- Born: 1942 (age 83–84)
- Education: University of Colorado (BA) Columbia University (MBA)
- Spouse: Judy ​(m. 1965)​
- Children: Sean and 2 others

= Tom Casten =

American businessman

Thomas R. Casten (born 1942) is an American businessman, author, and activist known for his work on industrial energy recycling. Since 1977, Casten has founded and managed numerous companies and organizations associated with combined heat and power (also called cogeneration), decentralized energy, and waste energy recovery.
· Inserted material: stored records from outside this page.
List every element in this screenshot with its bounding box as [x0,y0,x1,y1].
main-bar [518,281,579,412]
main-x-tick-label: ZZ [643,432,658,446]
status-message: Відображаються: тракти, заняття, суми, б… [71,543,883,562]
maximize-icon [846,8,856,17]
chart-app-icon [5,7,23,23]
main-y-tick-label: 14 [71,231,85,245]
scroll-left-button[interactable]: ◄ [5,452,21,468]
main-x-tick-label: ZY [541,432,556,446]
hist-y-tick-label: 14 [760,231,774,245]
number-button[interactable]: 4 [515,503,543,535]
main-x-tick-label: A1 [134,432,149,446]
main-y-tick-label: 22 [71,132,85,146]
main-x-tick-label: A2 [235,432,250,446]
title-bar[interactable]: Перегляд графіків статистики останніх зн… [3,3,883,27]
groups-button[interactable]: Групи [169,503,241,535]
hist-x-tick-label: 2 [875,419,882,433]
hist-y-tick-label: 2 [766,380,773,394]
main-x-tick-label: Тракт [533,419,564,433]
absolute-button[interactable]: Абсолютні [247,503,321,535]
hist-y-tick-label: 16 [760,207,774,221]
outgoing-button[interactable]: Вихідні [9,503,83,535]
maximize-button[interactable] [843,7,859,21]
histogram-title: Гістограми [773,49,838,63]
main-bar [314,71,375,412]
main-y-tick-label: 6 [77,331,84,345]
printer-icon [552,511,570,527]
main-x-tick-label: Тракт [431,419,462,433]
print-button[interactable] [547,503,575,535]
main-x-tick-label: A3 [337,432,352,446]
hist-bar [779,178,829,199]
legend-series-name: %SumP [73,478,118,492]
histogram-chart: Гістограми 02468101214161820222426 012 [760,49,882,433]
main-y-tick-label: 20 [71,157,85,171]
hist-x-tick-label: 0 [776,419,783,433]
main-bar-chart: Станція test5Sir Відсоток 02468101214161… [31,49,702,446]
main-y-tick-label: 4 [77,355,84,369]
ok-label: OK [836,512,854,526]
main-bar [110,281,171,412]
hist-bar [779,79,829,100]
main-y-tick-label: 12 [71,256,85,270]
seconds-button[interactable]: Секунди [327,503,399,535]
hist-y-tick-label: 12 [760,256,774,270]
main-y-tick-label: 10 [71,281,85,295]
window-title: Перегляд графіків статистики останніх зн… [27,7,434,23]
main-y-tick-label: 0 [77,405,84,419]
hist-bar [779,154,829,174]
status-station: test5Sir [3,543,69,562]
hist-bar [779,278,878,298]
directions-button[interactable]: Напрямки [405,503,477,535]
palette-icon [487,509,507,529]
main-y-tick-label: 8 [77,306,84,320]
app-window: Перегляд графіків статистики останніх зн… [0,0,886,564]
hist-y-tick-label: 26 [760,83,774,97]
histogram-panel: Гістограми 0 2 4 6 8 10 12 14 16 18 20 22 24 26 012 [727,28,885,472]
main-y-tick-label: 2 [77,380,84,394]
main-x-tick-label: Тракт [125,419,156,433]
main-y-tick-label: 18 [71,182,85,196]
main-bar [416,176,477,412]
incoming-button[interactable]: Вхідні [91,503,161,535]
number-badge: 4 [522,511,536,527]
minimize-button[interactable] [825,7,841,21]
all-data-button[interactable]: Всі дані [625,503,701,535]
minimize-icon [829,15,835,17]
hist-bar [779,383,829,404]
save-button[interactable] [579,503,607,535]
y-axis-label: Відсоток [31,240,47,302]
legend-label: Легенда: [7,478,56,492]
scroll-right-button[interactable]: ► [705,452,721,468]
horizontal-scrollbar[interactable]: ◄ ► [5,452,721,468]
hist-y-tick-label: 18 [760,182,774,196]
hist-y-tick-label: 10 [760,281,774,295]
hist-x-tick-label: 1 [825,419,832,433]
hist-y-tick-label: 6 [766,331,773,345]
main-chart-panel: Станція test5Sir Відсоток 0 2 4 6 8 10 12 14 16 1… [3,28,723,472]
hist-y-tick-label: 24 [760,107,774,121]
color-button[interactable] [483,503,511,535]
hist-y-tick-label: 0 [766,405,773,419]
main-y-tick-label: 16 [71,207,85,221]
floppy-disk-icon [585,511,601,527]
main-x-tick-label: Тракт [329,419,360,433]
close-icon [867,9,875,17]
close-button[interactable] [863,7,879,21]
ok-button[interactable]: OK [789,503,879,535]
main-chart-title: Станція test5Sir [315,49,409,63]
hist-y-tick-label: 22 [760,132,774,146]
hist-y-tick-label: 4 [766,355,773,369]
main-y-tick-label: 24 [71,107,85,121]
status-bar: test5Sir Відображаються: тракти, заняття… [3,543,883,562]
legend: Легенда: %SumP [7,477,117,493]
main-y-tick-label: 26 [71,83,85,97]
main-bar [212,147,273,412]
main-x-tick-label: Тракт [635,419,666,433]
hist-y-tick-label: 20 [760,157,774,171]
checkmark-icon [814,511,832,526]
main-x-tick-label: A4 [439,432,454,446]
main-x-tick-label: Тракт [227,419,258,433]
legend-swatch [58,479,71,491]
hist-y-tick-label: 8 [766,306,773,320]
Casten is a fellow of the Committee for Skeptical Inquiry and a former U.S. Marine and Eagle Scout.

==Education==

Casten graduated magna cum laude from the University of Colorado Boulder and was valedictorian of his graduating class at Columbia Business School.

==Career==

Casten was the founding president and CEO of Trigen Energy Corporation (a New York Stock Exchange corporation) and its predecessors from 1977 through 2000. He served until 2006 as founding chair and CEO of Primary Energy and its subsidiary Primary Energy Recycling Corp. In 2006, he founded and was chairman of Recycled Energy Development (RED), based in Westmont, Illinois. In 2016, RED was sold to Ironclad Energy Partners. These companies focused on energy recycling, a process that turns waste energy (usually heat) into clean power and steam. Casten has said his goal is to combat global warming in a profitable way, reducing greenhouse gas emissions and energy costs at the same time.
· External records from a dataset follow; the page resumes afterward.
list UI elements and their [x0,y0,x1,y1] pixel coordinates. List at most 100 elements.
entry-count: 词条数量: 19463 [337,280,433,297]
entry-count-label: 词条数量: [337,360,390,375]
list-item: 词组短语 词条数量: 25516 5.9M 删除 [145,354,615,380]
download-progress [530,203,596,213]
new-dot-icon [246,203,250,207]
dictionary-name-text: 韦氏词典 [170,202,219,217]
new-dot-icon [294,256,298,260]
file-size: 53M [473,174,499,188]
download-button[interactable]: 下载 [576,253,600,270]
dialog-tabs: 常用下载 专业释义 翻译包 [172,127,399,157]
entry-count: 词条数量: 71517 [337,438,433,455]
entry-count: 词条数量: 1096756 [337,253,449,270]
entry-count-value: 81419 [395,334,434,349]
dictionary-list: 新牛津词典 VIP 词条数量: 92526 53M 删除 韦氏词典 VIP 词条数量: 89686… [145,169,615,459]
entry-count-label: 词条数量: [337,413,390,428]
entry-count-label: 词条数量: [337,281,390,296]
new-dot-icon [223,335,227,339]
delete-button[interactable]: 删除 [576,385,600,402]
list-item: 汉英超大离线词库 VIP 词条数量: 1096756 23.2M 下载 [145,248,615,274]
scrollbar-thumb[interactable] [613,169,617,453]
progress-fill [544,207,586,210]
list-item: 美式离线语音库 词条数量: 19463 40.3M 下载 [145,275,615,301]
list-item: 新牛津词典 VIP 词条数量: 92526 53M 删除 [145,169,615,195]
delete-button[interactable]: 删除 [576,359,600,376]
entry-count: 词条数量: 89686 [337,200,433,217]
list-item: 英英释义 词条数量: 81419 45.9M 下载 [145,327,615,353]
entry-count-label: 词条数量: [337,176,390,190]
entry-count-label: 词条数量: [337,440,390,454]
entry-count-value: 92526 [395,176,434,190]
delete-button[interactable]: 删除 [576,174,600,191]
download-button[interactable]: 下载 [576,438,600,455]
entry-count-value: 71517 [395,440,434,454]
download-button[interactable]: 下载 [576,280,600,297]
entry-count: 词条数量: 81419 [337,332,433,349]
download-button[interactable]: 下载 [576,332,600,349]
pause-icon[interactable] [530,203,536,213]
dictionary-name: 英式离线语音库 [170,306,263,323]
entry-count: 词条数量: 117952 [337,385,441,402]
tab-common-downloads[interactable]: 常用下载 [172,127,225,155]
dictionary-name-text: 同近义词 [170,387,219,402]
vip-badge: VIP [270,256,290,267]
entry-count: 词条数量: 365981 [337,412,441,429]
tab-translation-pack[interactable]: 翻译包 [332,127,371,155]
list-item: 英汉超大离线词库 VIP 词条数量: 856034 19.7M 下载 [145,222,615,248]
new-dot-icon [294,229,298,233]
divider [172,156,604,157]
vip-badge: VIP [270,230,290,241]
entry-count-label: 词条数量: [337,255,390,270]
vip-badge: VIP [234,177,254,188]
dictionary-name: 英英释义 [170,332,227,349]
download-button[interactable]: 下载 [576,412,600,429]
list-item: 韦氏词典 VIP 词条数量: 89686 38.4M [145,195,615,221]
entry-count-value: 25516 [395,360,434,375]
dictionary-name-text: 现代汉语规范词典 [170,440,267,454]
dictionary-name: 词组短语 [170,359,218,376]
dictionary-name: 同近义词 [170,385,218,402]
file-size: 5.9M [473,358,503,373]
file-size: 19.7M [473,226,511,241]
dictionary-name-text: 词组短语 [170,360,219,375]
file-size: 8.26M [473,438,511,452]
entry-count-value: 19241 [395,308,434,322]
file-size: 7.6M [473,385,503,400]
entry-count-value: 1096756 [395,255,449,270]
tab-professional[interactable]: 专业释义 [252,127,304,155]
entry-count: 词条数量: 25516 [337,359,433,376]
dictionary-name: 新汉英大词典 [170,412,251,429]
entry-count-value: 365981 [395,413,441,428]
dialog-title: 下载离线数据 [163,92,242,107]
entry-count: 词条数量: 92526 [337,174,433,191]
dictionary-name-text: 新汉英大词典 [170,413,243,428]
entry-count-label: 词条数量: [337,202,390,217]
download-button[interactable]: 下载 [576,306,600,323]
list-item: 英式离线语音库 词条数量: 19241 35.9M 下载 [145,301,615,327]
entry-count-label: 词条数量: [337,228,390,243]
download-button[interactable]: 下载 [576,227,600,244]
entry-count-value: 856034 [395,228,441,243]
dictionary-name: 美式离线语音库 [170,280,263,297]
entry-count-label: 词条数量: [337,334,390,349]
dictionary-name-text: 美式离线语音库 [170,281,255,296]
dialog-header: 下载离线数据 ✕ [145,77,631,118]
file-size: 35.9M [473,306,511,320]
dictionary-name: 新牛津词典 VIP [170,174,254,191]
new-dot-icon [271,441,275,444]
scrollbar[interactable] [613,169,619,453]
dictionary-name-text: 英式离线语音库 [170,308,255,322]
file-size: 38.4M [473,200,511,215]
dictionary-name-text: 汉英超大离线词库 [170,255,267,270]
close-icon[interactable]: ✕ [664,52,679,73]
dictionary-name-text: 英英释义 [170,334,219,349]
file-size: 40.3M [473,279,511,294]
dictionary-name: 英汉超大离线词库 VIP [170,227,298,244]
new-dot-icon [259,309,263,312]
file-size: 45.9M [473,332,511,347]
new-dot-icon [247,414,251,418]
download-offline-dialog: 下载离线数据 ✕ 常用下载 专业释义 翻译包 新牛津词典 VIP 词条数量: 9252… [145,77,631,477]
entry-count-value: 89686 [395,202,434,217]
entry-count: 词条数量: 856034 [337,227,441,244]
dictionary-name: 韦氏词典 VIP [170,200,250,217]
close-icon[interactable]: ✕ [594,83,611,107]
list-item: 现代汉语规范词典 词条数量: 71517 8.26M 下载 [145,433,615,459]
Casten has served as president of the International District Energy Association and co-founder and chairman of the World Alliance for Decentralized Energy, which are trade associations that promote combined heat and power, district heating, and other forms of distributed generation. Casten also serves on numerous boards for energy-related institutions, has testified before the energy committees of the U.S. Congress, and served on the informal policy advisory team of then-presidential candidate Barack Obama in 2008.

Casten is the author of Turning Off the Heat: Why America Must Double Energy Efficiency to Save Money and Reduce Global Warming. He has also published articles in outlets including American Scientist, the Detroit Free Press, Electricity Journal, and the Albuquerque Journal, as well as a chapter in Energy and American Society: Thirteen Myths. His work on energy recycling received profiles in Forbes, Smithsonian, Nature, US News, The Atlantic, Orian, and National Public Radio.

==Personal life==
Casten and his wife, Judy, celebrated their 50th wedding anniversary by running the Chicago Marathon in 2015. Casten's son, Sean, was elected to the U.S. House of Representatives in 2018. He has two other children: Damien and Gillian.

Tom is the lone funder of SunshinePAC which contributed to Sean Casten's 2018 election campaign. These contributions became a source of a complaint to the FEC in February 2022.